2. TOPE 3, autos N° CPE1477/2010/T01, intitulado “PUCHE, RAUL; GADALETA, IGNACIO E OUTROS S/ INF. LEI 22.415”, de 02/06/2023.
3. De acordo com o Incidente de aceitação nos termos da Lei 27.260 – processo n.º 529/2016, intitulado: “NN S/INF. LEI 22.415, JNPE No. 6, Sec. No. 11 – Arquivo No. não. CPE 529/2016/205/84/CA132- Despacho n.º 28.850 – Câmara B – Tribunal Penal Econômico Nacional – 25.3.2019. Aí se assinalou que “deve-se analisar a natureza da manobra e a finalidade por ela perseguida em cada caso concreto... pois não se pode considerar que se esteja diante de uma manobra realizada apenas para evitar o pagamento ou reduzir o montante dos direitos de importação e demais encargos correspondentes à mercadoria em causa, mas seria a introdução clandestina no país de mercadorias que, por esse meio, também ficariam subtraídas aos controlos ligados ao cumprimento das normas de segurança eléctrica estabelecidas para o consumo deste último dentro do país.” Esta mesma posição parece surgir de uma interpretação equivocada da decisão da Quarta Câmara do Tribunal Federal de Cassação Criminal no caso "RUCHTEIN, Sergio Leonardo s/ recurso de cassação" datado de 25 de junho de 2019 com Reg. No. 1269/19.4 , que, retomando precedente anterior, indica que só seria aplicável na medida em que o alegado crime de contrabando estivesse relacionado "exclusivamente" com obrigações aduaneiras de natureza tributária, o que, a nosso ver, não é adequado, pois o instituto não exige tal exclusividade.
4. Nesse caso, poderá ser exigida, por exemplo, na hipótese de não ser possível obter a intervenção prévia necessária à importação ou exportação da mercadoria.
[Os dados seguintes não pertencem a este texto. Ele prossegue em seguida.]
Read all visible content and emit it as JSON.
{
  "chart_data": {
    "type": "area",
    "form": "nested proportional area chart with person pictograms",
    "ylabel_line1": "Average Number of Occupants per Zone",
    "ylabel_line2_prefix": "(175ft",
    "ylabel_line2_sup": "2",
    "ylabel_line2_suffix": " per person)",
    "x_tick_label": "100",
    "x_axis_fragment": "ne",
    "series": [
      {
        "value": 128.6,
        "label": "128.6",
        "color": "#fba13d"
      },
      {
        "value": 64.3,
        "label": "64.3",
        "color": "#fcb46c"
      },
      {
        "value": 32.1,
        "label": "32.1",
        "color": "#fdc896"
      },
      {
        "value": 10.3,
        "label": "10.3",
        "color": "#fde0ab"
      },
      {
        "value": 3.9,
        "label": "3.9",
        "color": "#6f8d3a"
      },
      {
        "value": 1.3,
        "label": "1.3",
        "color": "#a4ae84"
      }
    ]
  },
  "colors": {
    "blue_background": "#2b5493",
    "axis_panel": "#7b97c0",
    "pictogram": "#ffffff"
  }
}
5. Cfr. critério do SCJN no precedente de 28.6.2018 em re “Tortoriello de Boero, Mónica” em que se deixou a pena sem a qual se limitou a indicar que o pagamento da multa mínima era condição para a instituição para prosseguir. previsto no art. 76 bis do Código. Penal e ignorado que o Tribunal estabeleceu que a sanção de multa prevista no art. 876 ap. 1 do Código. Aduaneira, para os crimes de contrabando, tentativa de contrabando e ocultação de contrabando, é acessória à pena privativa de liberdade.
6. Ver parecer do Procurador-Geral da República no processo CPE 1326/2019/TO01/5 “Sepúlveda” entre outros.
7. Luis M. García recorda que a Corte Interamericana de Direitos Humanos identificou expressamente o princípio pro homine como “um princípio de interpretação extensiva dos direitos humanos e de restritividade de suas limitações” (CIDH, OC 5/85) – Luis M. . García “Direito internacional dos direitos humanos: uma questão de direito internacional ou uma questão de direito interno?”
8. Mónica Pinto afirma que o princípio pro homine contém um critério hermenêutico que informa todo o direito dos direitos humanos, em virtude do qual se deve recorrer ao padrão mais amplo, ou à interpretação mais extensiva, quando se trata de reconhecer direitos protegidos. e, inversamente , à regra ou interpretação mais restrita quando se trata de estabelecer restrições permanentes ao exercício de direitos ou sua suspensão extraordinária. Este princípio coincide com a característica fundamental do direito dos direitos humanos, ou seja, estar sempre a favor do homem (por exemplo, art. 5 PIDCP; art. 29 CADH) art. 5 (PIDESC) art. 1.1 Convenção contra a Tortura e Outros Tratamentos ou Penas Cruéis, Desumanos ou Degradantes: art. 41 Convenção sobre os Direitos da Criança) - Mónica Pinto, O princípio pro homine. Critérios e diretrizes hermenêuticos para a regulamentação dos direitos humanos em “A aplicação dos tratados de direitos humanos pelos tribunais locais”, Cels. Puerto Editores, 2004, p. 163.
Advogado. Especialista em Direito Penal pela Universidade Austral. Professor de Direito Penal Aduaneiro em diversas universidades públicas e privadas. Autor e colaborador de livros e artigos sobre esta especialidade. Atualmente é sócio do escritório Durrieu Abogados, responsável pelo Departamento de Direito Penal Aduaneiro.